Bayonetta 3: PlatinumGames continues to work on this long-awaited third part, which will arrive in 2022 for Nintendo Switch. We expect new types of gameplay. Bayonetta 3 will bring with it new types of gameplay that we haven’t seen in the previous two installments. The PlatinumGames video game continues in development, a development that they hope to finish this same 2022 for its premiere on Nintendo Switch at some point in the current calendar; Although there is still no specific date. The Japanese studio has confirmed to IGN in the voice of its president and vice president, Atsushi Inaba and Hideki Kamiya, new details of the project.
“If you see the trailer we released in September, I hope that will reassure you that we’ve been working hard on development, and also show you that there are a lot of new elements in this game that weren’t in Bayonetta 1 and 2,” says Kamiya, acknowledging the mysterious component of the first Bayonetta 3 trailer released last September.

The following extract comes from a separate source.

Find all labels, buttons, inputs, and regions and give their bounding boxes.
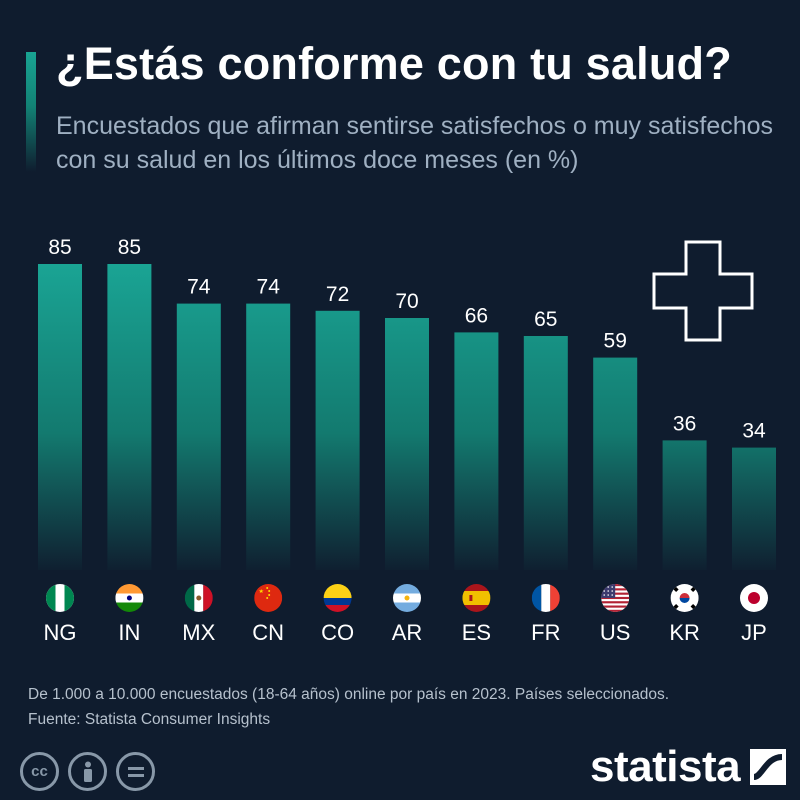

In particular, he is aware that some fans were “confused” with how different the first Bayonetta 3 trailer was, due to its color palette and some types of enemies. “I think the fact that we were able to pull off this teaser in the trailer shows that the new game has its own color. Bayonetta 3 looks a bit different, and includes some new types of gameplay”, he ends without specifying, making it clear that “it will be a very Bayonetta-style Bayonetta game”.
Bayonetta 3 and the new mechanics of the Demon Slave
According to Hideki Kamiya, executive director of Bayonetta 3, it is recommended to first play the two previous installments of Bayonet to fully understand this third part. He is written with that in mind, although he acknowledges that it’s okay if we’re new to the series: “If you’ve played Bayonetta and Bayonetta 2 you’ll find it even more interesting. So I hope you [play them to] prepare for the third game”, commented the founding member of PlatinumGames.
Kamiya himself believes that the title will exceed our expectations; if they weren’t already high enough. “All of us who work on it have burned with the desire to show it,” he was honest last September, aware that years had passed since the last time we saw him.